It should be noted that the intelligent voice platform may store the text information input by the user in real time, so as to obtain the historical text information before the current time. It can be understood that the intelligent voice platform can also store the dialogue time of each text message at the same time, so that when a plurality of historical text messages exist, the historical text messages can be distinguished one by one according to the dialogue time of each historical text message.
It should be noted that, the user may also have a conversation with the intelligent voice platform through voice, and then the intelligent voice platform may convert the voice content spoken by the user into text content for subsequent processing based on the existing voice recognition technology. Then, when the user's question is replied, not only the answer in the form of text can be returned to the user, but also the answer can be replied to the user in the form of voice broadcast, and the answer is not limited.
It should be added that, when there are a plurality of historical text information, there should be a plurality of historical text features, and each historical text feature can be expressed as:F(i)=(f1,f2,...,fi-1) Wherein i is the current time, F (i) is a plurality of historical text feature sets before the time i, fi-1Is the historical text feature at the i-1 th moment.
In an embodiment, the neural network model includes, but is not limited to, a transform neural network model, and a long-term and short-term memory neural network model. The neural network model comprises an attention mechanism layer used for processing the current text features and the historical text features, and a classification layer used for performing classification prediction on the current text features and the historical text features.
In an embodiment, the neural network model should also include a processing layer that performs feature processing on the current textual information. The processing layer can perform word segmentation on the current text information according to a preset word vector library, and obtain a word vector of each word segmentation. And then, fusing the word vectors to obtain the current text characteristics of the current text information.
S102, the intelligent voice platform fuses the historical text features and the current text features based on the attention mechanism layer to generate target text features.
In an embodiment, the attention mechanism layer may change the weight distribution corresponding to the historical text features and the current text features, respectively, so as to fuse the historical text features and the current text features according to the corresponding weights, thereby obtaining the target text features.
In a specific embodiment, when the historical text information has a plurality of pieces, and each piece of historical text information corresponds to a historical text feature, referring to fig. 2, the intelligent speech platform may generate the target text feature through the following sub-steps S1021 to S1022:
and S1021, the intelligent voice platform respectively calculates the influence value of each historical text characteristic on the current text characteristic based on the attention mechanism layer.
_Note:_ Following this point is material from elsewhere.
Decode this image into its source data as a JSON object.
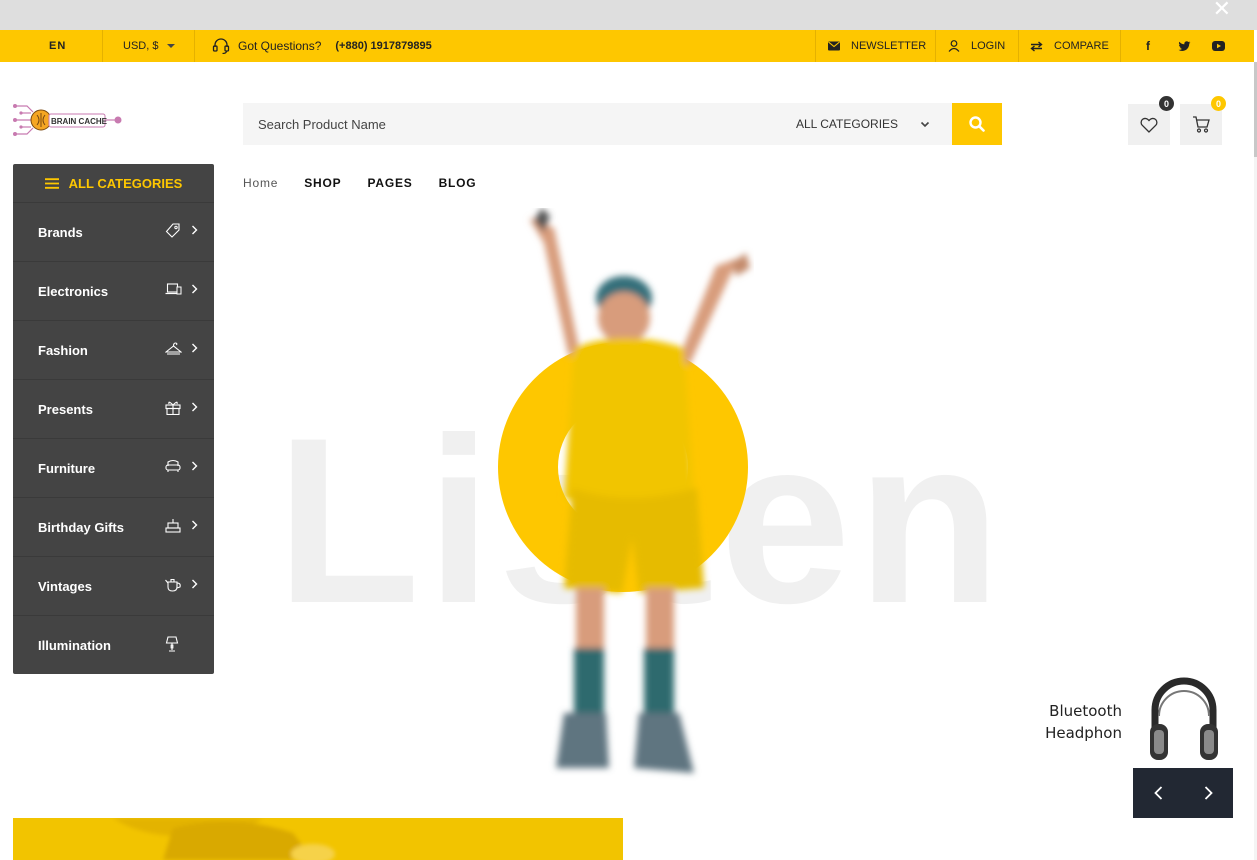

In one embodiment, the attention mechanism layer may obtain the target text feature input by the next layer by performing weighted average on hidden information in all the historical text features. Namely, the influence degree of each historical text feature on the current text feature can be calculated by the attention mechanism layer, so that the neural network model can extract more detailed feature information from each historical text feature according to the influence degree.
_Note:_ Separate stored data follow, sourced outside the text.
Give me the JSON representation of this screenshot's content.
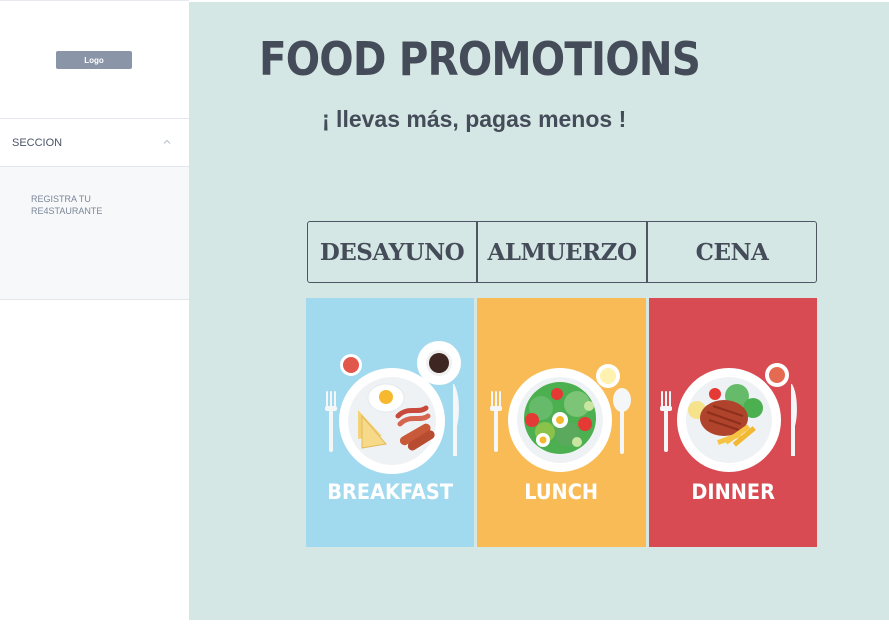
{
  "sidebar": {
    "logo_label": "Logo",
    "section_label": "SECCION",
    "section_link_label": "REGISTRA TU RE4STAURANTE"
  },
  "main": {
    "title": "FOOD PROMOTIONS",
    "subtitle": "¡ llevas más, pagas menos !",
    "tabs": [
      {
        "label": "DESAYUNO"
      },
      {
        "label": "ALMUERZO"
      },
      {
        "label": "CENA"
      }
    ],
    "cards": [
      {
        "label": "BREAKFAST",
        "color": "#a1d9ee"
      },
      {
        "label": "LUNCH",
        "color": "#f9bb55"
      },
      {
        "label": "DINNER",
        "color": "#d94b52"
      }
    ]
  },
  "colors": {
    "main_background": "#d5e7e5",
    "text_dark": "#454c59",
    "logo_button": "#8a95a8"
  }
}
Specifically, referring to fig. 3, in S1021, calculating the influence value of each historical text feature on the current text feature based on the attention mechanism layer, the following sub-steps S1211 to S1214 may be specifically implemented:
s1211, the intelligent voice platform determines the maximum value of the feature dimension from feature dimensions corresponding to each historical text feature and the current text feature respectively.
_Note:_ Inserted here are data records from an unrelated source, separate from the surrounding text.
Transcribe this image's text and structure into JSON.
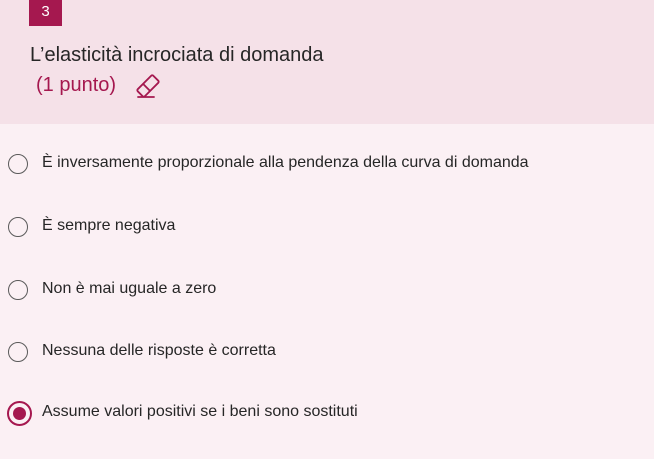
{
  "question": {
    "number": "3",
    "title": "L’elasticità incrociata di domanda",
    "points": "(1 punto)",
    "accent_color": "#a5184f"
  },
  "options": [
    {
      "label": "È inversamente proporzionale alla pendenza della curva di domanda",
      "selected": false
    },
    {
      "label": "È sempre negativa",
      "selected": false
    },
    {
      "label": "Non è mai uguale a zero",
      "selected": false
    },
    {
      "label": "Nessuna delle risposte è corretta",
      "selected": false
    },
    {
      "label": "Assume valori positivi se i beni sono sostituti",
      "selected": true
    }
  ],
  "icons": {
    "clear_response": "eraser-icon"
  }
}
And S1212, respectively unifying feature dimensions respectively corresponding to each historical text feature and the current text feature according to the feature dimension maximum value by the intelligent voice platform.
S1213, the intelligent voice platform respectively calculates the similarity of the historical text features and the current text features after each unified feature dimension.
S1214, aiming at the feature similarity corresponding to any one historical text feature, the intelligent voice platform calculates the influence value of the historical text feature on the current text feature according to the feature similarity and the sum of the feature similarities of all the historical text features.
In an embodiment, since the historical text information corresponding to the historical text features is generally different from the current text information corresponding to the current text features, when the neural network model performs feature processing on the text information and the historical text information respectively, the number of the corresponding participles is different, and the word vector corresponding to each participle is also different. Based on this, the feature dimensions corresponding to the final current text feature and the historical text feature respectively should also be different.
Therefore, for the convenience of subsequent processing, the neural network model can also respectively unify the feature dimensions of each historical text feature and the current text feature. Specifically, the word vector of each word segmentation can be stored in the intelligent voice platform in advance. For any text information, after the word segmentation is carried out on the text information, the text characteristics consisting of a plurality of word vectors can be obtained. Illustratively, the text features may be in the form of [330, 467, 212, 5331,.., 419], etc., and each number may be represented as a word vector of a participle.
Based on this, when the number of the segmented words corresponding to each text message is inconsistent, the word vector dimensions contained in the text features of the text messages should be different. It can be understood that the similarity calculation cannot be performed because the feature dimensions of the current text feature and the historical text features are different. Thus, the intelligent speech platform may unify the feature dimensions of each text feature. For example, the maximum value of the feature dimension is determined from the feature dimension corresponding to each historical text feature and the feature dimension corresponding to the current text feature. And then, for the text features with the feature dimension lower than the maximum value of the feature dimension, the text features can be supplemented in a form of a numerical value 0 or 1 at the tail of the text features to increase the dimension of word vector data of the text features, and further unify the feature dimensions corresponding to each historical text feature and the current text feature respectively.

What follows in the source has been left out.